A quick note about this clock. I mentioned in the lesson that you should only use one kind of pen for the whole drawing - don't do your construction in one pen and then attempt to do a clean-up pass in another.
Moving forward through the work, I think overall you demonstrate a good grasp of how to subdivide and plot out the various complex elements of your constructions. There are definitely some places where you adhere more loosely to the structure/scaffolding you lay out however - for example if we look at the curvature of the mouthwash bottle, we can see it zigzagging across the straight line of the main box that was used to contain it. As shown here, having additional structure in place and building your curving portions such that they actually adhere to this structure (rather than loosely zigzagging around them) would result in a much stronger resulting object.
This sort of looser adherence to construction and perhaps an inclination to lay out less of the construction than you had in previous drawings definitely interfered with your last two drawings as well (the toaster and electric toothbrush). All in all, I know you can employ this kind of construction well, but I think that there may be circumstances where you weigh whether or not something is really necessary. You try and judge whether or not you can jump a gap instead of building a bridge across it. In this lesson, what I really want to see is you bridging even the smallest gap, in order to learn how to be as specific as possible.
So! All in all your work is ultimately showing a good deal of growth, but I'm going to ask for one more drawing - just one more - investing as much as you can into each individual element you add into your construction to ensure that everything is built out with precision. Do as much subdivision as you need, don't approximate anything. And use a ruler.
One more drawing as explained at the end of the critique.
Thanks for the feedback. I did the electric toothbrush again (twice) and it's hard to visualize the correct proportions.
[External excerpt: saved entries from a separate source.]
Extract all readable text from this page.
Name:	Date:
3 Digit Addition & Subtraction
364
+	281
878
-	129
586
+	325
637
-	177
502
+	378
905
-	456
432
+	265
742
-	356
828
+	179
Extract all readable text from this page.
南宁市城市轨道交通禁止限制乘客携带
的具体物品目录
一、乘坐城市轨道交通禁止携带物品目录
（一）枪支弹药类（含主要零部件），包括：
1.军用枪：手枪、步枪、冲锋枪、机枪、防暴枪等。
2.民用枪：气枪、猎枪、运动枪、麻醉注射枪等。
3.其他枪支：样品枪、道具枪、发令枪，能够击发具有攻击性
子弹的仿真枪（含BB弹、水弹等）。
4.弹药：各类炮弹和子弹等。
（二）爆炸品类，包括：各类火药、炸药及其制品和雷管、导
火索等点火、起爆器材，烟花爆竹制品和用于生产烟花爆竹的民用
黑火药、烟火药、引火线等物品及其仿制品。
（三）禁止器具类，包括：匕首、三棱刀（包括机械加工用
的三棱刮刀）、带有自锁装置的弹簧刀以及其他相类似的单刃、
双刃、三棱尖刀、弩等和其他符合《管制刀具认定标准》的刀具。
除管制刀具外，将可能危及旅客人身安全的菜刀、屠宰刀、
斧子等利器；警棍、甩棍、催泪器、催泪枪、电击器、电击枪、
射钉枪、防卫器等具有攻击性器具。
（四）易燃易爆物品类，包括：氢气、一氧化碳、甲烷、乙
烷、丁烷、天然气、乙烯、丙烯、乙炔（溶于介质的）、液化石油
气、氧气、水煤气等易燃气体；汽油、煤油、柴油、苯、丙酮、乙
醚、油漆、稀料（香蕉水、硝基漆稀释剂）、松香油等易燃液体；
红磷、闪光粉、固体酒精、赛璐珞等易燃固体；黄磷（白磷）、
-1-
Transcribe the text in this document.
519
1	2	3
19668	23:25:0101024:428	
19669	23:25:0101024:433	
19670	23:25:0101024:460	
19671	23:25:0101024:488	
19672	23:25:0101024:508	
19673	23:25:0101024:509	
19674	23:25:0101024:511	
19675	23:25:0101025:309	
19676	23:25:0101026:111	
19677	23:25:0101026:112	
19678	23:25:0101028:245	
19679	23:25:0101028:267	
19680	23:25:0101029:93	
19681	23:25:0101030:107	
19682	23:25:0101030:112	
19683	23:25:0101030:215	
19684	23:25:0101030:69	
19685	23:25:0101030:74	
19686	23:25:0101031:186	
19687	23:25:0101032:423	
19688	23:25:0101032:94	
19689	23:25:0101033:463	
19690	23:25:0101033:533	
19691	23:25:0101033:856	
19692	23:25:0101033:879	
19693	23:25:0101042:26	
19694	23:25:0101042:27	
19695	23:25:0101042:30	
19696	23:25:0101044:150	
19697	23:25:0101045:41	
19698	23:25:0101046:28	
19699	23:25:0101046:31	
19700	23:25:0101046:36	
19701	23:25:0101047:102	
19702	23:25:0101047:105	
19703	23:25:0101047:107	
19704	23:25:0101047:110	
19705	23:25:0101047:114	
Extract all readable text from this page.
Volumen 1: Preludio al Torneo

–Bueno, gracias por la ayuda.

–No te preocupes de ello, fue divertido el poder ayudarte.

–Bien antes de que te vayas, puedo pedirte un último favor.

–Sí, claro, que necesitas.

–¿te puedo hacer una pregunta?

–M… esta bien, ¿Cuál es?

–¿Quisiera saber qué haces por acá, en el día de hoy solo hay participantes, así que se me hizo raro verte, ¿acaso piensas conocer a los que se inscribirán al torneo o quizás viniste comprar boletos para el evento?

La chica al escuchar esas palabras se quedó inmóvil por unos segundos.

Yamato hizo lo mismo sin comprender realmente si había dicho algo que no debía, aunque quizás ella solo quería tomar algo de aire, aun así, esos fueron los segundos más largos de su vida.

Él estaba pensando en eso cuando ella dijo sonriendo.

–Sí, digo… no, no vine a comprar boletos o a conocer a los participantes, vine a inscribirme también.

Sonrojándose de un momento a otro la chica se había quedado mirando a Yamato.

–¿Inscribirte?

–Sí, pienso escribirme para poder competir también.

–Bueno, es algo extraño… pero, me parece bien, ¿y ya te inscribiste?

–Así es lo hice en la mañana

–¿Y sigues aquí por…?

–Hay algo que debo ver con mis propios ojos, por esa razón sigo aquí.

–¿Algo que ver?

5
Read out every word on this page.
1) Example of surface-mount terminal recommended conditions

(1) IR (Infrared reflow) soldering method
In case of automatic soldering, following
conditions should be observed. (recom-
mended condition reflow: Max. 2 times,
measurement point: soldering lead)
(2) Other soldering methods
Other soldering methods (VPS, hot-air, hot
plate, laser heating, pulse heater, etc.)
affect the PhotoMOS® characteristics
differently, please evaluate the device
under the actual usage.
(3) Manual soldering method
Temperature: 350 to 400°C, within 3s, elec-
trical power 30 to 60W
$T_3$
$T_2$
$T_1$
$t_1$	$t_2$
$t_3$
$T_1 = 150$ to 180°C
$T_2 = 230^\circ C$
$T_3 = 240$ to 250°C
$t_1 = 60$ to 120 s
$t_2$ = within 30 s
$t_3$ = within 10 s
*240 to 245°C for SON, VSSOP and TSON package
In the second attempt I divided the box into thirds, but the brush part still becomes a bit too short.
These are definitely improvements. The only thing I want to mention is that with your two toothbrushes, I think you employ the initial enclosing box a little incorrectly. That box should logically be touching all four sides of the toothbrush's base, but in your case there tends to be an amount of space left around it. What you should keep in mind is that it's important to keep everything tightly bound to its scaffolding.
The tacklebox did this much better - we can see a bit of a cushion of space around it, but that is because the ridge through its midsection extends out a little further, and is the element that is bound snugly against the enclosing box.
All in all you're moving in the right direction. It's pretty normal to struggle with your proportions, and that will improve with lots of practice. As it stands, even when one has poor proportion, when the construction is done really well, the object itself will still appear to be fairly believable, as though the object you were studying was itself weirdly proportioned, and you just captured it accurately.
Anyway, I'll go ahead and mark this lesson as complete.
Move onto the 25 wheel challenge, which precedes lesson 7.